En definitiva, para Vallet, si el nuevo modelo de Estado es el totalitarismo y el nuevo modelo de hombre es el hombre masa, no se trata de una síntesis ideológica del espíritu político sino, también una nueva ideología. La tecnocracia es, según Vallet, aquella ideología que trata de conducir o dirigir la vida pública según el criterio de “economicidad” por medio de la planificación elitista de unos pocos cerebros comandados por un líder, que goza de amplios poderes políticos y respaldados por los mass media (…)

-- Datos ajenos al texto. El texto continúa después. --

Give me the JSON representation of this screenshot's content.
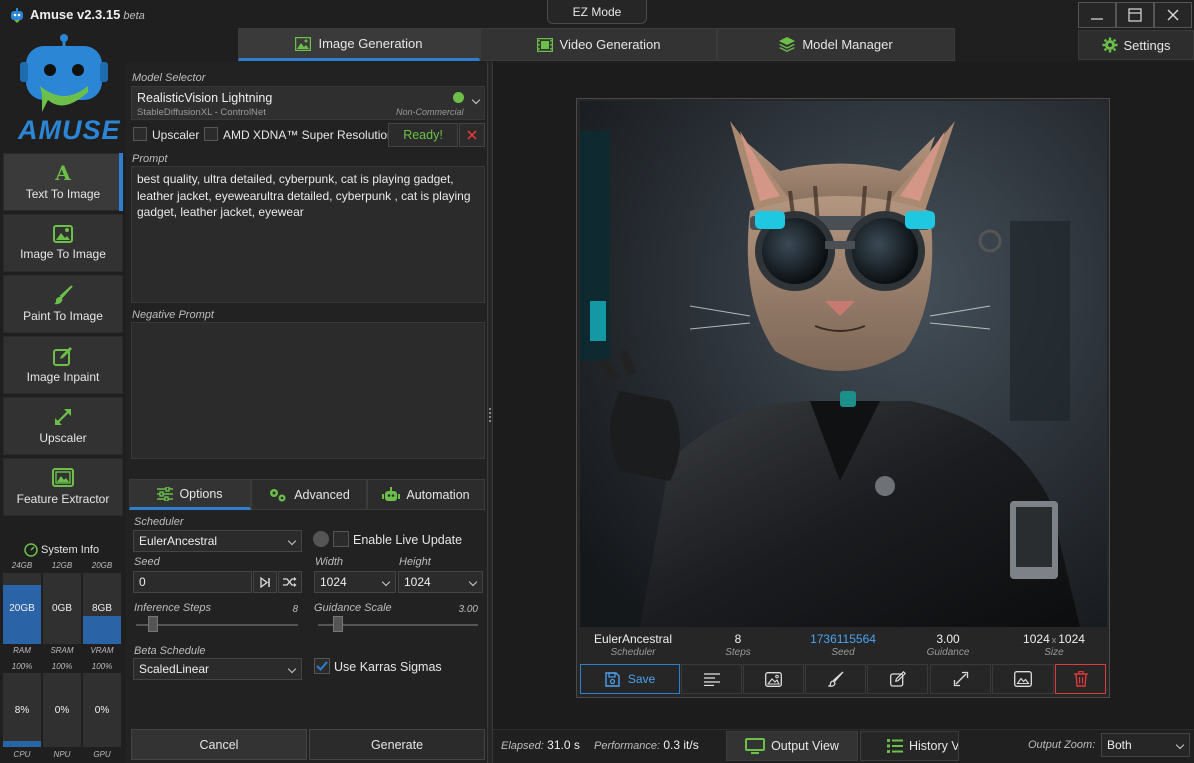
{
  "app": {
    "name": "Amuse v2.3.15",
    "beta": "beta",
    "logo_text": "AMUSE"
  },
  "ez_mode": "EZ Mode",
  "window": {
    "minimize": "—",
    "maximize": "☐",
    "close": "✕"
  },
  "settings_label": "Settings",
  "tabs": [
    {
      "label": "Image Generation",
      "icon": "image-icon",
      "active": true
    },
    {
      "label": "Video Generation",
      "icon": "film-icon",
      "active": false
    },
    {
      "label": "Model Manager",
      "icon": "layers-icon",
      "active": false
    }
  ],
  "nav": [
    {
      "label": "Text To Image",
      "icon": "letter-a-icon",
      "active": true
    },
    {
      "label": "Image To Image",
      "icon": "picture-icon",
      "active": false
    },
    {
      "label": "Paint To Image",
      "icon": "brush-icon",
      "active": false
    },
    {
      "label": "Image Inpaint",
      "icon": "edit-icon",
      "active": false
    },
    {
      "label": "Upscaler",
      "icon": "expand-icon",
      "active": false
    },
    {
      "label": "Feature Extractor",
      "icon": "gallery-icon",
      "active": false
    }
  ],
  "system_info": {
    "title": "System Info",
    "memory": [
      {
        "cap_top": "24GB",
        "value": "20GB",
        "cap_bottom": "RAM",
        "fraction": 0.83
      },
      {
        "cap_top": "12GB",
        "value": "0GB",
        "cap_bottom": "SRAM",
        "fraction": 0
      },
      {
        "cap_top": "20GB",
        "value": "8GB",
        "cap_bottom": "VRAM",
        "fraction": 0.4
      }
    ],
    "usage": [
      {
        "cap_top": "100%",
        "value": "8%",
        "cap_bottom": "CPU",
        "fraction": 0.08
      },
      {
        "cap_top": "100%",
        "value": "0%",
        "cap_bottom": "NPU",
        "fraction": 0
      },
      {
        "cap_top": "100%",
        "value": "0%",
        "cap_bottom": "GPU",
        "fraction": 0
      }
    ]
  },
  "model": {
    "label": "Model Selector",
    "name": "RealisticVision Lightning",
    "sub": "StableDiffusionXL - ControlNet",
    "license": "Non-Commercial",
    "status_color": "#6cc04a"
  },
  "upscaler": {
    "label": "Upscaler",
    "checked": false
  },
  "amd_sr": {
    "label": "AMD XDNA™ Super Resolution",
    "checked": false
  },
  "ready_label": "Ready!",
  "prompt": {
    "label": "Prompt",
    "text": "best quality, ultra detailed, cyberpunk, cat is playing gadget, leather jacket, eyewearultra detailed, cyberpunk , cat is playing gadget, leather jacket, eyewear"
  },
  "negative_prompt": {
    "label": "Negative Prompt",
    "text": ""
  },
  "subtabs": [
    {
      "label": "Options",
      "icon": "sliders-icon",
      "active": true
    },
    {
      "label": "Advanced",
      "icon": "gears-icon",
      "active": false
    },
    {
      "label": "Automation",
      "icon": "robot-icon",
      "active": false
    }
  ],
  "options": {
    "scheduler_label": "Scheduler",
    "scheduler": "EulerAncestral",
    "live_update_label": "Enable Live Update",
    "seed_label": "Seed",
    "seed": "0",
    "width_label": "Width",
    "width": "1024",
    "height_label": "Height",
    "height": "1024",
    "steps_label": "Inference Steps",
    "steps": "8",
    "steps_fraction": 0.08,
    "guidance_label": "Guidance Scale",
    "guidance": "3.00",
    "guidance_fraction": 0.1,
    "beta_label": "Beta Schedule",
    "beta": "ScaledLinear",
    "karras_label": "Use Karras Sigmas",
    "karras_checked": true
  },
  "cancel_label": "Cancel",
  "generate_label": "Generate",
  "result": {
    "scheduler": "EulerAncestral",
    "scheduler_cap": "Scheduler",
    "steps": "8",
    "steps_cap": "Steps",
    "seed": "1736115564",
    "seed_cap": "Seed",
    "guidance": "3.00",
    "guidance_cap": "Guidance",
    "size_w": "1024",
    "size_x": "x",
    "size_h": "1024",
    "size_cap": "Size"
  },
  "save_label": "Save",
  "status": {
    "elapsed_label": "Elapsed:",
    "elapsed": "31.0 s",
    "performance_label": "Performance:",
    "performance": "0.3 it/s",
    "output_view": "Output View",
    "history_view": "History Vi",
    "zoom_label": "Output Zoom:",
    "zoom": "Both"
  },
  "colors": {
    "accent": "#2f7fd0",
    "ready_green": "#6cc04a",
    "delete_red": "#e03a3a",
    "seed_blue": "#4aa3f0"
  }
}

Adolfo J.Sanchez-Hidalgo. El triángulo tecnocracia-masificación-totalitarismo en el pensamiento político de Vallet de Goytisolo. Verbo nº 491-492

1 comentario:

  1. CARACTERÍSTICAS DEL "HOMBRE MASA":

    1) Habla el lenguaje semánticamente manipulado por el Sistema.
    2) Su meta en la vida es el bienestar material personal.
    3) Se desentiende de todo lo demás, no prestando ningún interés a lo espiritual.
    4) Satisface todos sus impulsos y apetitos... para no ser un reprimido.
    5) Considera irreversibles los hechos consumados, es un conformista ilimitado; nunca se opondrá ni se enfrentará a tales hechos.
    6) Como ser humano manipulado por el Sistema, el "Hombre Masa" ve en el pasado un origen siniestro, en el presente una oportunidad con la que hay que "solidarizarse", y en el futuro un reto siempre prometedor.
    7) El "Hombre Masa" ve a la religión, y concretamente al Cristianismo, como simple filantropía; es decir, como mera ayuda material al prójimo y no como lo que es: una doctrina amplia y profunda predicada por Dios a través de la cual busca transformar y perfeccionar todo el Ser del hombre.
    8) Mentalmente se alimenta de la televisión, incorporando infomación manipulada por el Sistema.
    9) Desprecio por la Verdad; no la ama, no la busca, no le interesa.
    10) El "Hombre Masa" cree en el sistema democrático como la verdadera religión y, como consecuencia, profesa un nuevo credo: el credo democrático. Por consiguiente se aleja del Bien, la Verdad, la Belleza y la Justicia... se aleja, en definitiva, de Dios.

    Miguel Ángel Gutiérrez
    (Extraído del nº4 de la revista Esclat, Invierno de 1996).